Heartland Greenway’s carbon capture and sequestration system is designed to provide biofuel producers and other industrial customers with a long-term and cost-effective means to strengthen their business through reducing their carbon footprint. Once completed, the pipeline will capture up to 15 million metric tons of CO2 per year. Construction of the roughly 1,300-mile pipeline system is expected to begin in 2024. Its path will run through Illinois, Iowa, Minnesota, Nebraska and South Dakota, with sequestration occurring in Illinois.

Navigator has entered into long-term agreements with several U.S. ethanol producers including Valero and Siouxland Ethanol LLC, which signed on to the project in March.

Brazil eliminates tariffs on imported ethanol through 2022
Brazil’s Ministry of Economy announced in late March that the country has waived its import tariff on several products, including ethanol, through the end of 2022. The ethanol tariff was previously set at 18 percent.

The government said the tariff reductions aim to alleviate inflationary pressures resulting from the pandemic, which have been further aggravated by Russia’s war on Ukraine.

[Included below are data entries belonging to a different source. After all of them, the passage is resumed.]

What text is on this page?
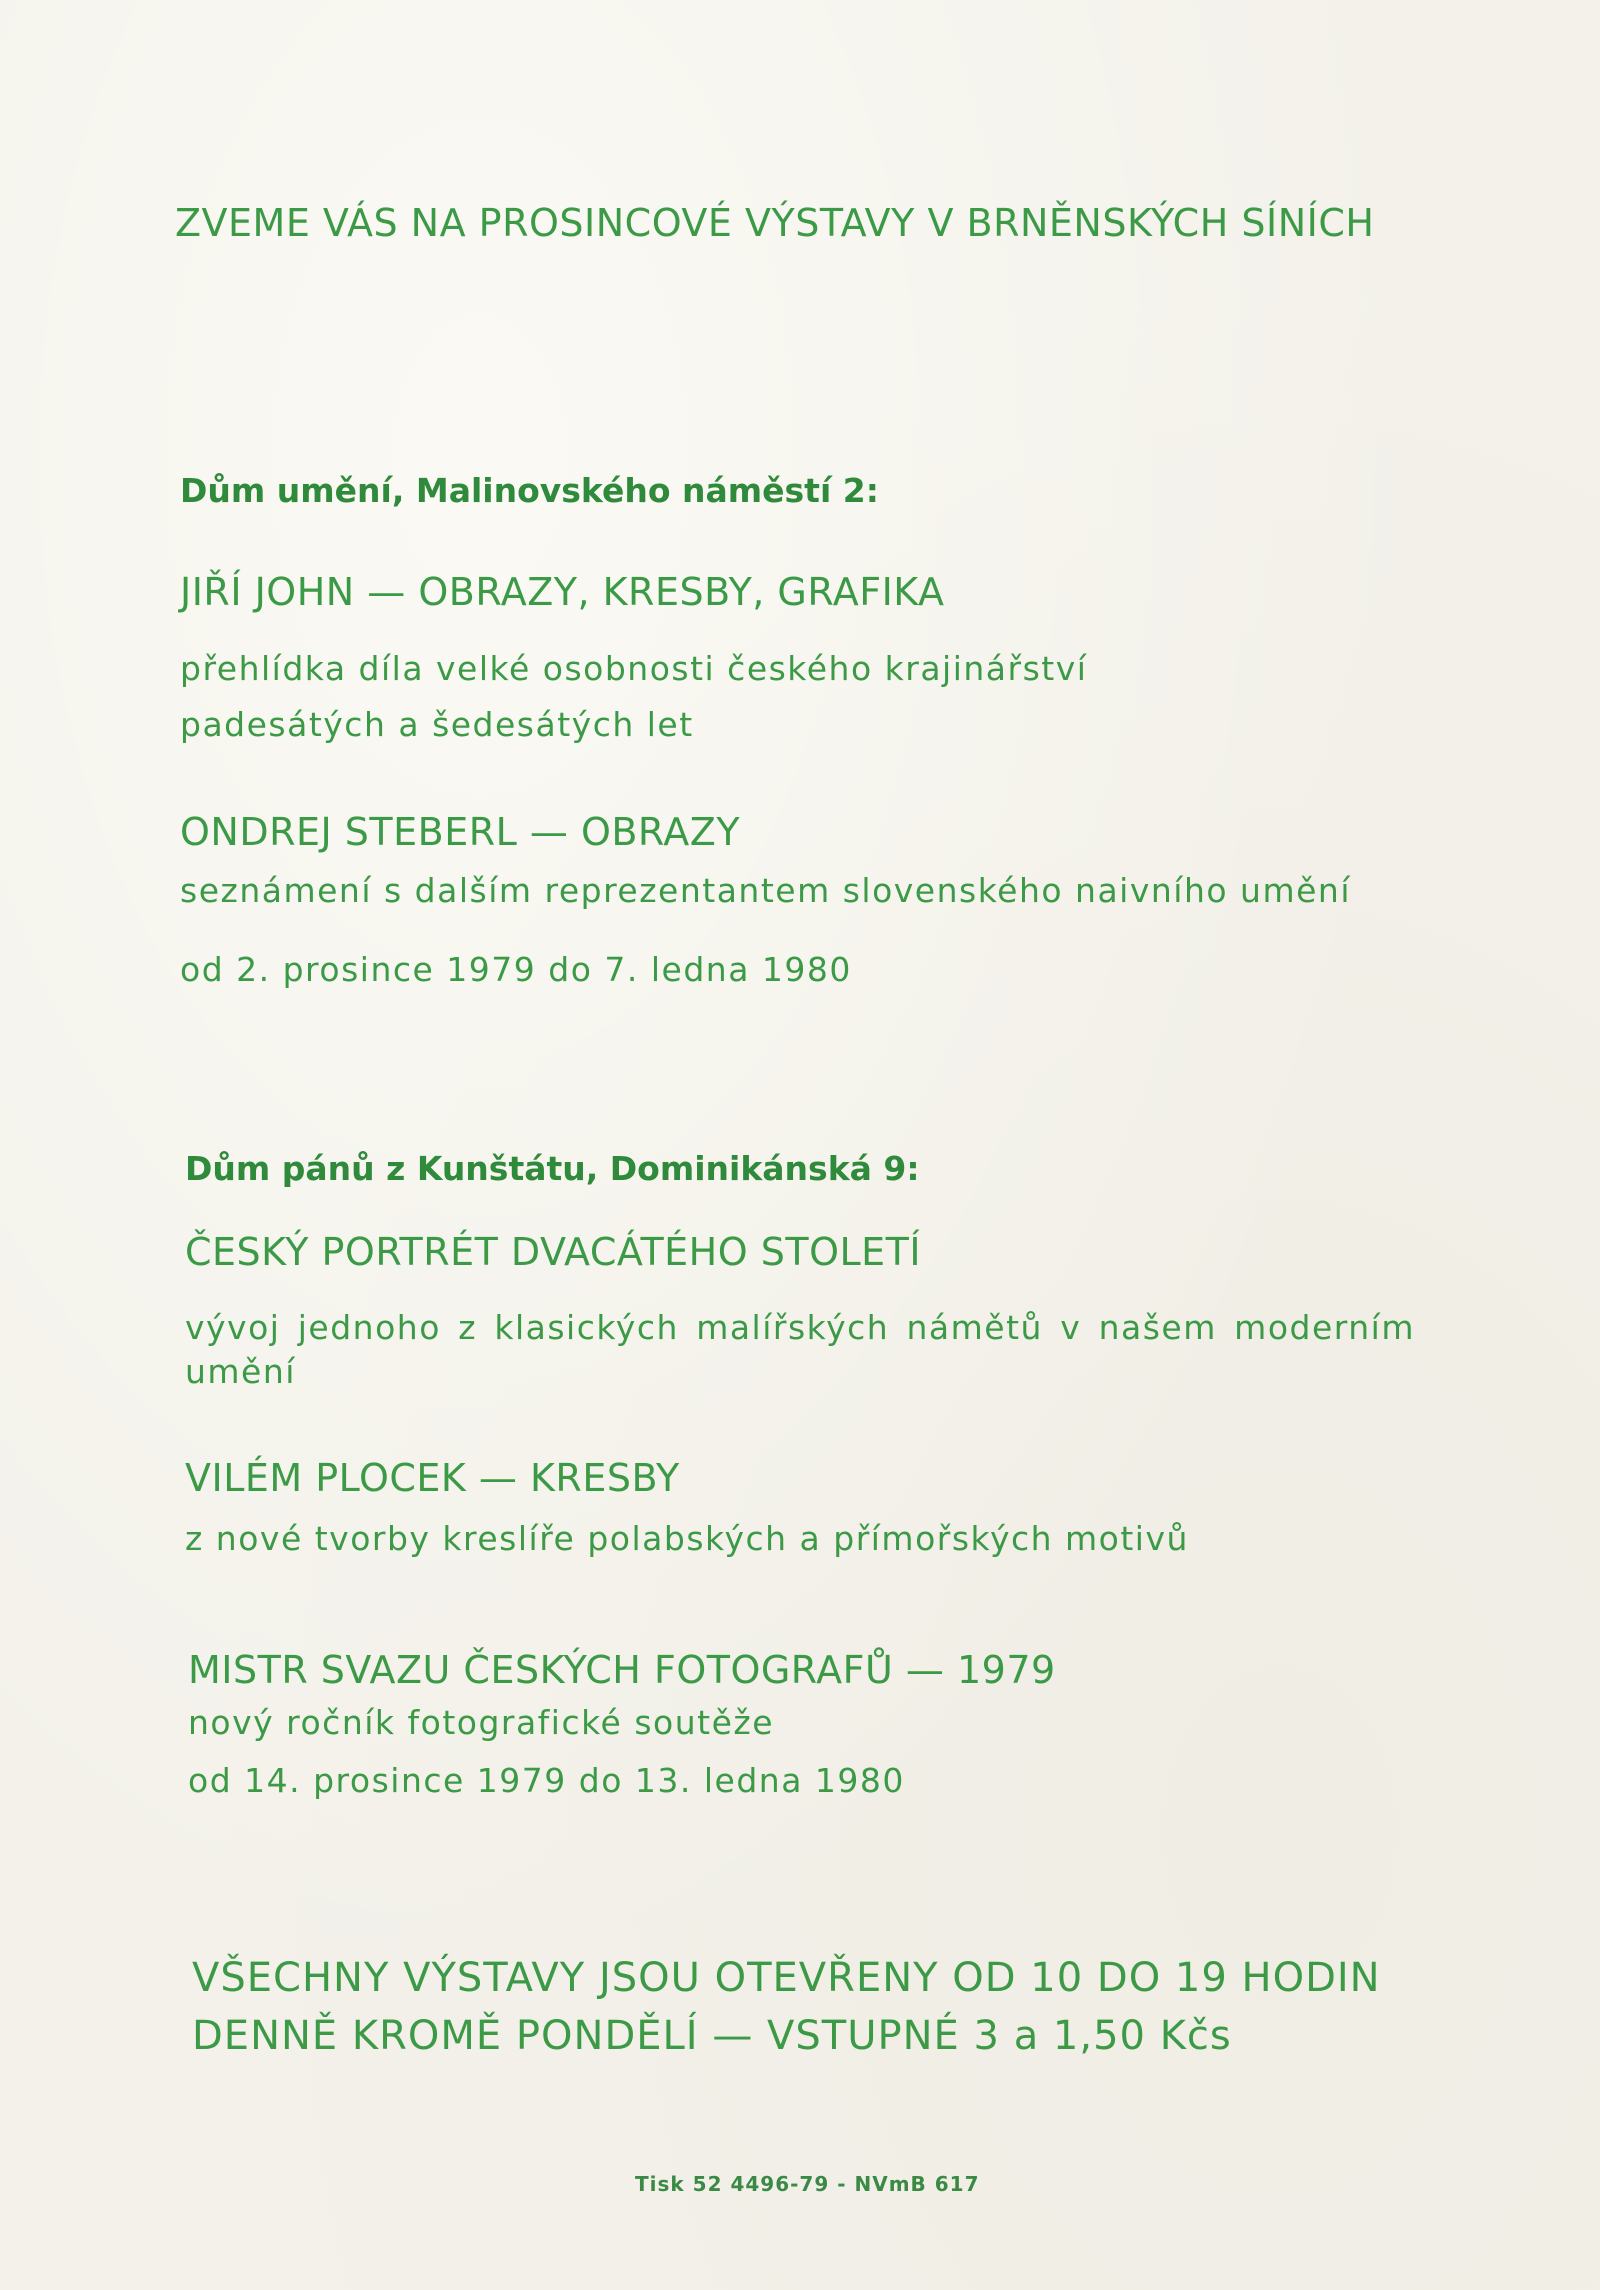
ZVEME VÁS NA PROSINCOVÉ VÝSTAVY V BRNĚNSKÝCH SÍNÍCH
Dům umění, Malinovského náměstí 2:

JIŘÍ JOHN — OBRAZY, KRESBY, GRAFIKA

přehlídka díla velké osobnosti českého krajinářství

padesátých a šedesátých let

ONDREJ STEBERL — OBRAZY

seznámení s dalším reprezentantem slovenského naivního umění

od 2. prosince 1979 do 7. ledna 1980

Dům pánů z Kunštátu, Dominikánská 9:

ČESKÝ PORTRÉT DVACÁTÉHO STOLETÍ

vývoj jednoho z klasických malířských námětů v našem moderním umění

VILÉM PLOCEK — KRESBY

z nové tvorby kreslíře polabských a přímořských motivů

MISTR SVAZU ČESKÝCH FOTOGRAFŮ — 1979

nový ročník fotografické soutěže

od 14. prosince 1979 do 13. ledna 1980

VŠECHNY VÝSTAVY JSOU OTEVŘENY OD 10 DO 19 HODIN

DENNĚ KROMĚ PONDĚLÍ — VSTUPNÉ 3 a 1,50 Kčs

Tisk 52 4496-79 - NVmB 617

The reduction applies to undenatured ethyl alcohol of an alcoholic strength by volume of 80 percent or more with a water content of one percent or less.

This is the second time in recent months the Brazilian government has reduced its tariff on ethanol imports. In November 2021 the country enacted a unilateral 10 percent reduction of import tariffs on 87 percent of all goods and services through the end of 2022, including ethanol. At that time, the ethanol tariff was reduced from 20 percent to 18 percent.